As I mentioned in a previous post, my MLA session went well, albeit rushed. Thankfully I only had 10 slides in my PowerPoint and I knew I could speak extemporaneously on my topic, “Blogs in the Composition Classroom: Spaces for Students to Witness, Engage, and Reflect,” but here is a fuller version of my talk just in case you were curious.
I was the fourth speaker on my panel, entitled “Weblogs as Witness,” a program arranged by the Division on Autobiography, Biography, and Life Writing.
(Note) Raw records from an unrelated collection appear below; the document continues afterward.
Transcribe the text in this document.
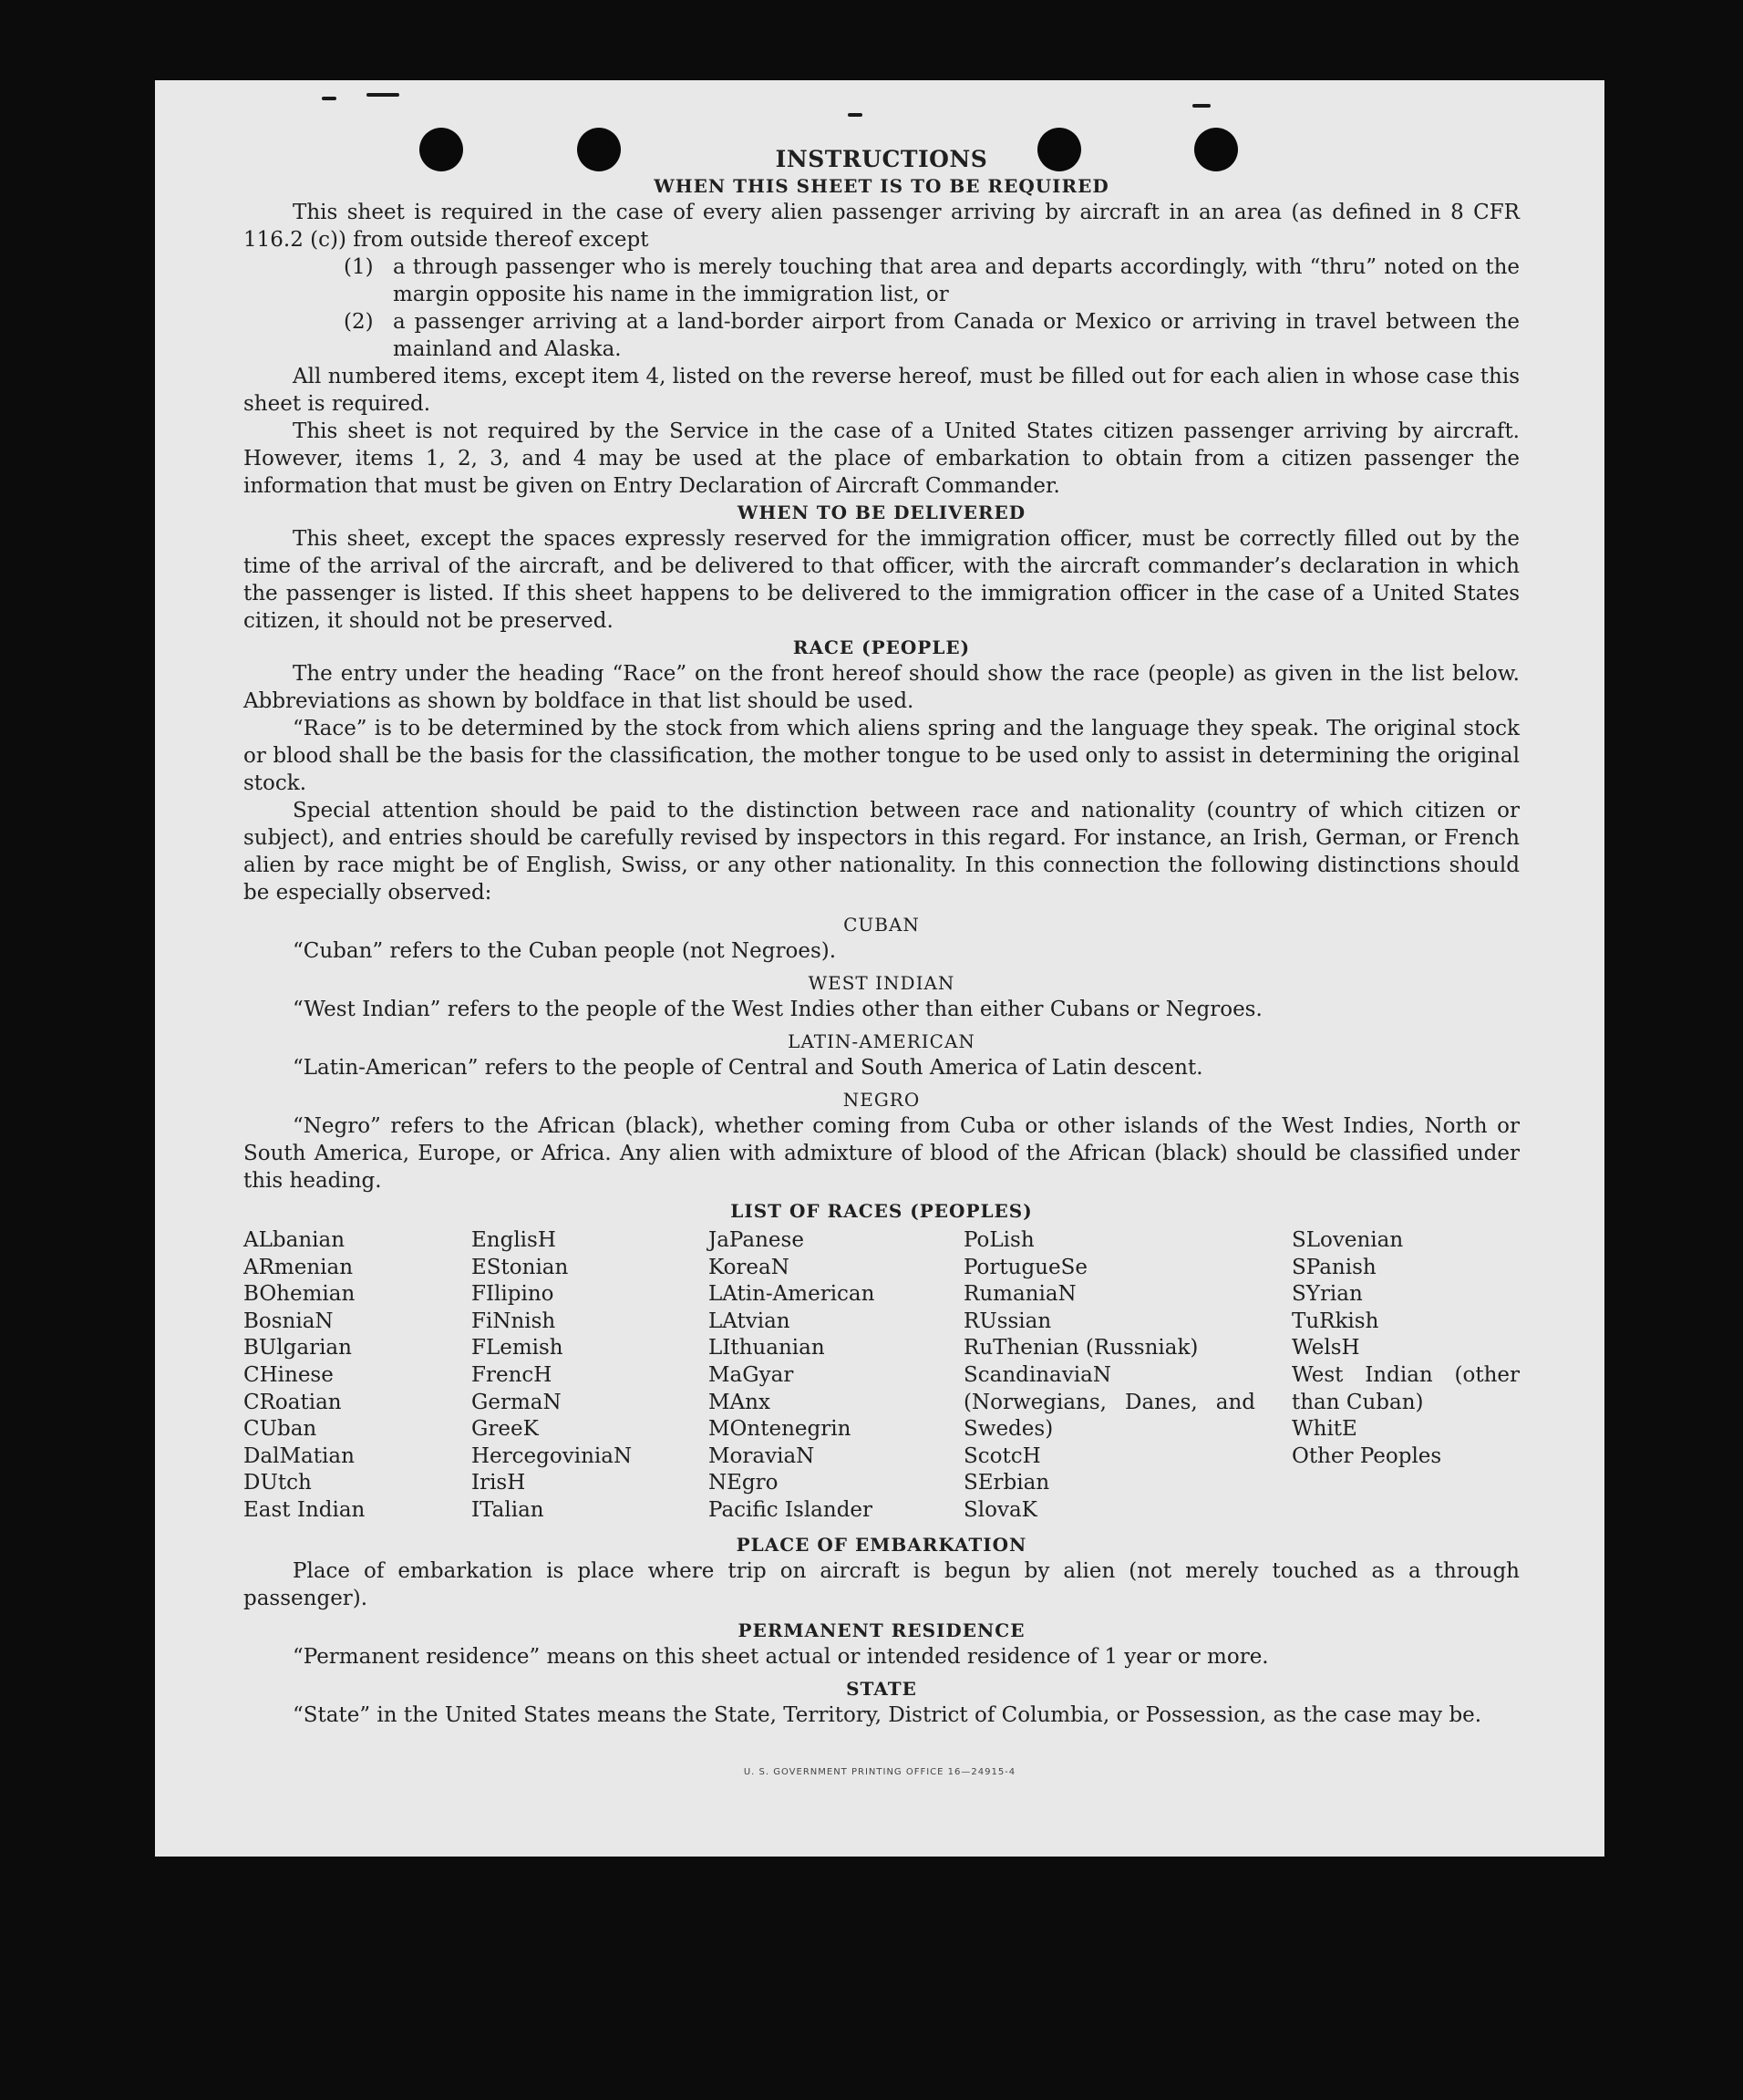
INSTRUCTIONS
WHEN THIS SHEET IS TO BE REQUIRED

This sheet is required in the case of every alien passenger arriving by aircraft in an area (as defined in 8 CFR 116.2 (c)) from outside thereof except

(1) a through passenger who is merely touching that area and departs accordingly, with “thru” noted on the margin opposite his name in the immigration list, or
(2) a passenger arriving at a land-border airport from Canada or Mexico or arriving in travel between the mainland and Alaska.

All numbered items, except item 4, listed on the reverse hereof, must be filled out for each alien in whose case this sheet is required.

This sheet is not required by the Service in the case of a United States citizen passenger arriving by aircraft. However, items 1, 2, 3, and 4 may be used at the place of embarkation to obtain from a citizen passenger the information that must be given on Entry Declaration of Aircraft Commander.

WHEN TO BE DELIVERED

This sheet, except the spaces expressly reserved for the immigration officer, must be correctly filled out by the time of the arrival of the aircraft, and be delivered to that officer, with the aircraft commander’s declaration in which the passenger is listed. If this sheet happens to be delivered to the immigration officer in the case of a United States citizen, it should not be preserved.

RACE (PEOPLE)

The entry under the heading “Race” on the front hereof should show the race (people) as given in the list below. Abbreviations as shown by boldface in that list should be used.

“Race” is to be determined by the stock from which aliens spring and the language they speak. The original stock or blood shall be the basis for the classification, the mother tongue to be used only to assist in determining the original stock.

Special attention should be paid to the distinction between race and nationality (country of which citizen or subject), and entries should be carefully revised by inspectors in this regard. For instance, an Irish, German, or French alien by race might be of English, Swiss, or any other nationality. In this connection the following distinctions should be especially observed:

CUBAN

“Cuban” refers to the Cuban people (not Negroes).

WEST INDIAN

“West Indian” refers to the people of the West Indies other than either Cubans or Negroes.

LATIN-AMERICAN

“Latin-American” refers to the people of Central and South America of Latin descent.

NEGRO

“Negro” refers to the African (black), whether coming from Cuba or other islands of the West Indies, North or South America, Europe, or Africa. Any alien with admixture of blood of the African (black) should be classified under this heading.

LIST OF RACES (PEOPLES)
ALbanian
ARmenian
BOhemian
BosniaN
BUlgarian
CHinese
CRoatian
CUban
DalMatian
DUtch
East Indian
EnglisH
EStonian
FIlipino
FiNnish
FLemish
FrencH
GermaN
GreeK
HercegoviniaN
IrisH
ITalian
JaPanese
KoreaN
LAtin-American
LAtvian
LIthuanian
MaGyar
MAnx
MOntenegrin
MoraviaN
NEgro
Pacific Islander
PoLish
PortugueSe
RumaniaN
RUssian
RuThenian (Russniak)
ScandinaviaN (Norwegians, Danes, and Swedes)
ScotcH
SErbian
SlovaK
SLovenian
SPanish
SYrian
TuRkish
WelsH
West Indian (other than Cuban)
WhitE
Other Peoples
PLACE OF EMBARKATION

Place of embarkation is place where trip on aircraft is begun by alien (not merely touched as a through passenger).

PERMANENT RESIDENCE

“Permanent residence” means on this sheet actual or intended residence of 1 year or more.

STATE

“State” in the United States means the State, Territory, District of Columbia, or Possession, as the case may be.

U. S. GOVERNMENT PRINTING OFFICE 16—24915-4
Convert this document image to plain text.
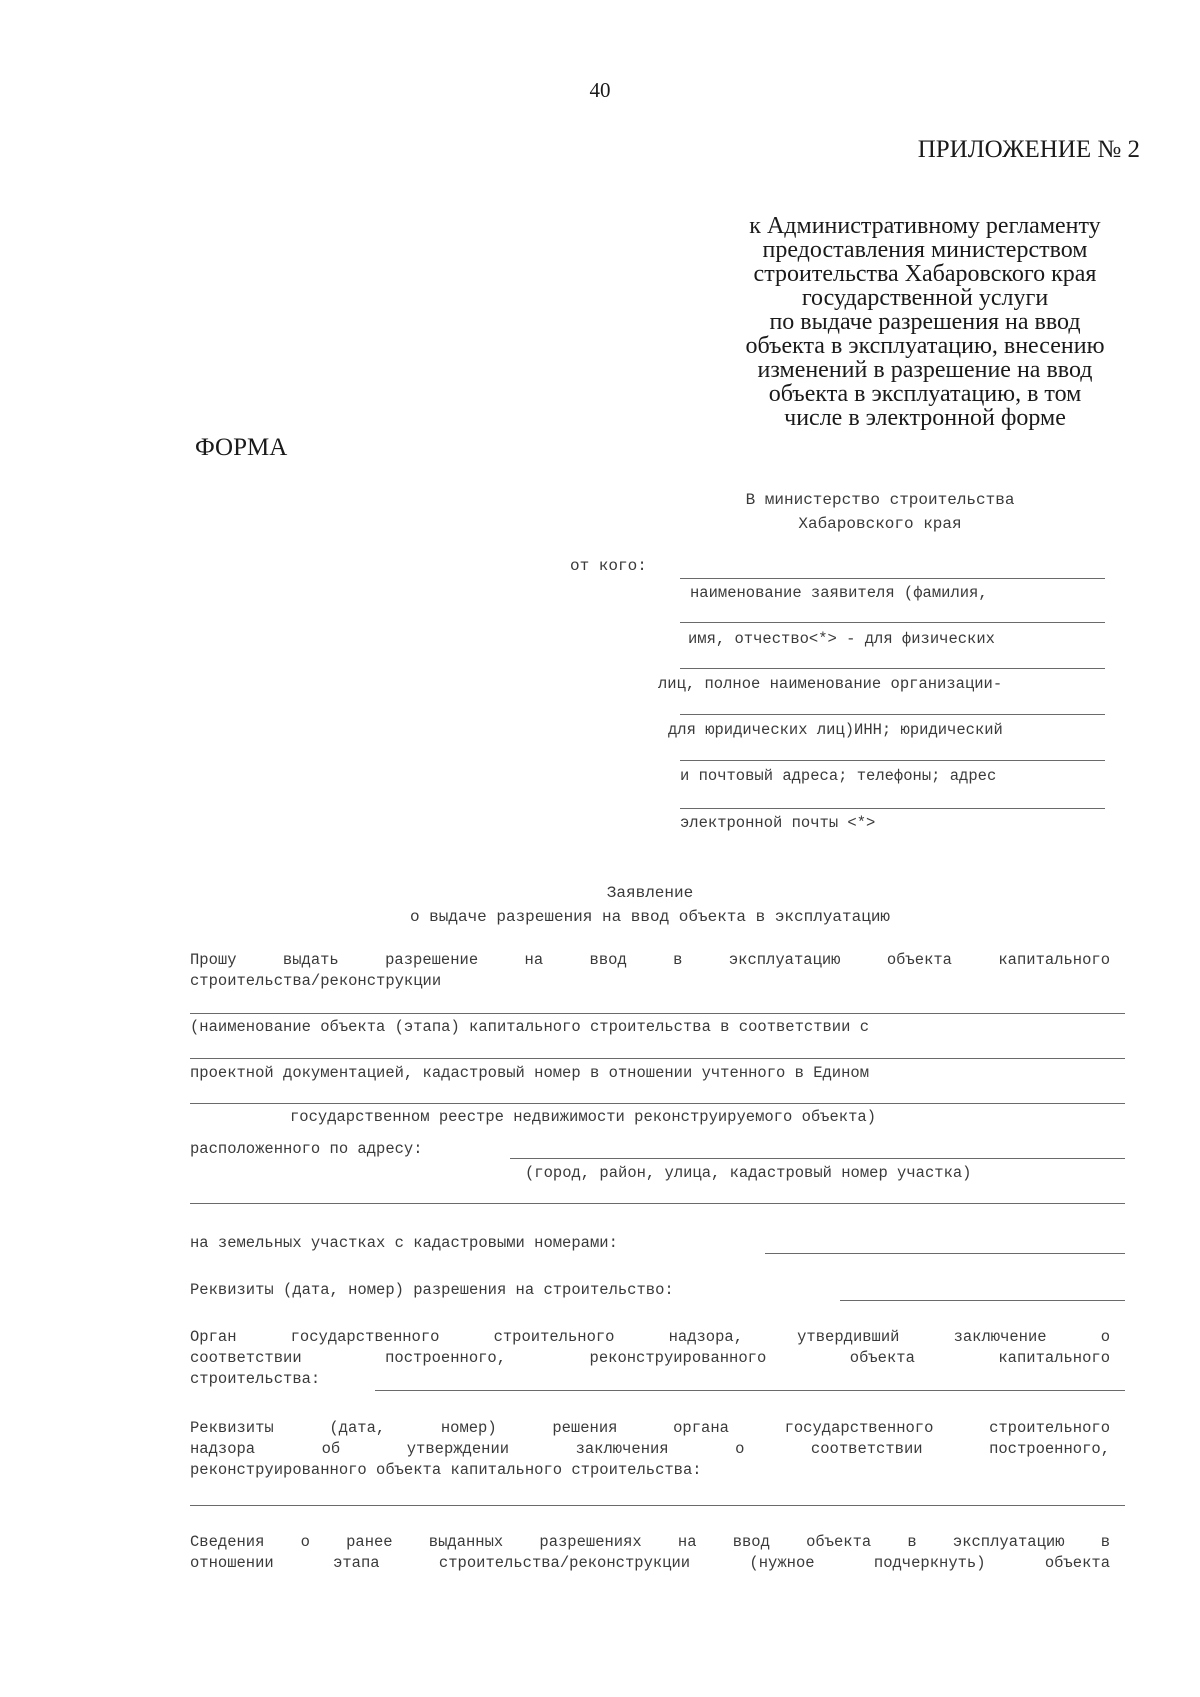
40
ПРИЛОЖЕНИЕ № 2
к Административному регламенту
предоставления министерством
строительства Хабаровского края
государственной услуги
по выдаче разрешения на ввод
объекта в эксплуатацию, внесению
изменений в разрешение на ввод
объекта в эксплуатацию, в том
числе в электронной форме
ФОРМА
В министерство строительства
Хабаровского края
от кого:
наименование заявителя (фамилия,
имя, отчество<*> - для физических
лиц, полное наименование организации-
для юридических лиц)ИНН; юридический
и почтовый адреса; телефоны; адрес
электронной почты <*>
Заявление
о выдаче разрешения на ввод объекта в эксплуатацию
Прошу выдать разрешение на ввод в эксплуатацию объекта капитального
строительства/реконструкции
(наименование объекта (этапа) капитального строительства в соответствии с
проектной документацией, кадастровый номер в отношении учтенного в Едином
государственном реестре недвижимости реконструируемого объекта)
расположенного по адресу:
(город, район, улица, кадастровый номер участка)
на земельных участках с кадастровыми номерами:
Реквизиты (дата, номер) разрешения на строительство:
Орган государственного строительного надзора, утвердивший заключение о
соответствии построенного, реконструированного объекта капитального
строительства:
Реквизиты (дата, номер) решения органа государственного строительного
надзора об утверждении заключения о соответствии построенного,
реконструированного объекта капитального строительства:
Сведения о ранее выданных разрешениях на ввод объекта в эксплуатацию в
отношении этапа строительства/реконструкции (нужное подчеркнуть) объекта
The first 3 speakers were as follows:
1. Chandra L. Wells, “’The Vagina Posse’: Witnessing Infertility and Claiming Sisterhood in Women’s Blogs”
2. Lena Karlsson, “Consuming Serial Autobiography: The Shame and Pleasure in Witnessing Slices of Lives”
3. Mary Godwin, Composing Subjectivity: Age, Voice, Audience, and the republic of Blogosphere”
Central themes in their presentations were affirmation for the blogger [particularly those of infertile women who were writing about their bodies as a way to recovery], interactivity, a diversity of blog genres, notions of sameness, identification authenticity and sincerity [particularly for those Chinese American women bloggers], trust, producing a consistent self over time, performance of self, citizen participant, and blogs as uncompleted projects with the notion of time, age, and expertise being different on the blogosphere.
After listening to my fellow panelists and seeing the minutes tick away, I knew I’d have to edit some portions of my talk so I decided to use some of their keywords—expertise and performance—as transitions into my discussion.
I’d began with a short history of my work with blogs, beginning with scholarly research that looked at the innovative use of blogs during the 2004 Presidential campaign, particularly Howard Dean’s Blog for America. Next I discussed how the First Year Composition program at USF incorporated blogs into the ENC 1101 and 1102 syllabus and how I used them in my composition courses, both face-to-face and online. Most recently though, my current research has turned to the historical rhetorical tradition, the rhetoric of truth, and how classical rhetorical concepts of kairos and ethos, pathos, and logos, can be used to examine bloggers’ responses to Hurricane Katrina. With that said, I began my presentation with a clip of Geraldo Rivera and Shepherd Smith from FOX News taken during day 5 or 6 of Hurricane Katrina, as a way to remind the audience that when the television media was “freaking out,” the Internet, specifically bloggers like The Interdictor, were reporting the facts and often countering what the television journalists were sensationalizing/reporting.
Saving my bulleted lists, quotations and statistics for another time [and my dissertation! ;)] let me summarize the gist of my presentation by saying that I believe the main reason why it’s important to at least teach composition students about blogs, if not ask them to maintain one themselves is that blogs are becoming places to get necessary information and more reliable eyewitness accounts, almost instantly, even during times of tragedy. The power of the medium is remarkable and while we’re just beginning to realize it, we should use the blog to teach our students about audience, about what types of writing attracts readers, and that there are responsibilities and opportunities when it comes to public writing.